Artistic Director: Cheng Tsung-Lung
Company: Cloud Gate Dance Theatre of Taiwan
Music: Sigur Rós
Many looking up into the English night sky last Saturday will have seen the moon surrounded by a mysterious ring of light. This phenomenon, caused somehow by ice crystals in the atmosphere, is known as a lunar halo and provides the title and inspiration for Cloud Gate Dance Theatre of Taiwan’s spectral, unsettling spectacle. where, against a stark spotlit stage, human bodies flop around like meat sacks in their first stage of animation.
The cold mystery of moonlight pervades the piece, as does the influence of the country where artistic director Cheng Tsung-Lung first observed the halo. Icelandic group Sigur Rós, provide tectonic cadences which are glacial, pounding, inclement; a primordial chaos out of which the dancers emerge. They start as a mass of bodies linked together as one, their limbs jutting like the vertebrae of a terrible beast in the process of being birthed. The fluidity of movement they create together is astounding. We are given the singular experience of observing beings, who are surely real people with hearts and minds, become a new hellish abomination made from the mere constituent parts of those humans.
Where you expect to find sensuality and emotional connection between the dancers, they instead fling their limbs with cold aggression.
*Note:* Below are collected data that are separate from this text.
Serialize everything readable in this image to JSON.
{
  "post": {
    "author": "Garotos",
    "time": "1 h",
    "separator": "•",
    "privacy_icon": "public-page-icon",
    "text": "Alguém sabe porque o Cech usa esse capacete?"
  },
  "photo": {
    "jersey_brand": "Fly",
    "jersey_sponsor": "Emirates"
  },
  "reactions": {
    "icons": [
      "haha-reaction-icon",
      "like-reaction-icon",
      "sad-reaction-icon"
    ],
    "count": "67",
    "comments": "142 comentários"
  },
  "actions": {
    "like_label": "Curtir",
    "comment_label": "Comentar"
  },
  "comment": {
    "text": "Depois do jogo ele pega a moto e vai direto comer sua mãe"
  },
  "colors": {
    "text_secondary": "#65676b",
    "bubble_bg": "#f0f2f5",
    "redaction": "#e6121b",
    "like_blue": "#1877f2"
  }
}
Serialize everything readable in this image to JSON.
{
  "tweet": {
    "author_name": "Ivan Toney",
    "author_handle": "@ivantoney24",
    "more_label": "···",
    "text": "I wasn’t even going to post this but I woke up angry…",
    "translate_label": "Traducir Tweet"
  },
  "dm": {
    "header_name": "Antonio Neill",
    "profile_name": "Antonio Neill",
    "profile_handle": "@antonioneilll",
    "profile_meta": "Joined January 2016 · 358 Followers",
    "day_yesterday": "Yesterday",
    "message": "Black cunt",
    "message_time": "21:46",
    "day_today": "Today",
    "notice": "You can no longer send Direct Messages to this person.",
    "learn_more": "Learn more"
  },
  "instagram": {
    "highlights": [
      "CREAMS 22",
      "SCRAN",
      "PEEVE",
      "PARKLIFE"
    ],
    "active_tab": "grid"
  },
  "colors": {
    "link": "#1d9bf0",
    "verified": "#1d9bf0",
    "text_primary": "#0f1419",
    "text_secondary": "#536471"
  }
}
Divided into heterogeneous pairs,they are perfectly in sync rhythmically but there’s something missing. Their awkward entwinings are impressive in their complete dearth of eroticism, all the more striking given the fact that they are all nearly nude for the most part.
On-stage projections provide coded messages from a technological god. Multiplied crowds of the naked dancers dehumanise them fully. They are merely taut sinew, ribs, nipples, bulging eyes. A colossal man descends, his presence a simple, commanding ideal. A train of dancers sidles towards him, seemingly tender and yearning for a brief moment, before he ossifies into a statue then – ascending to the true height of modern human achievement – he becomes a cartoon, a meme.
The beauty of the whole pageant is of course that these flailing, soulless automata trying to live the Pinocchio dream leave you feeling the emotions they lack even more strongly. When the music shifts to the kind of hopeful, panoramic climaxes most idiomatic of the work of Sigur Rós, the juxtaposition with the uncanny zombie-like dancers is heartbreaking. It’s incredibly moving, and it’s also the kind of art that leaves you feeling very strange afterwards, sharply aware of your, somehow far from inert, flesh and bone.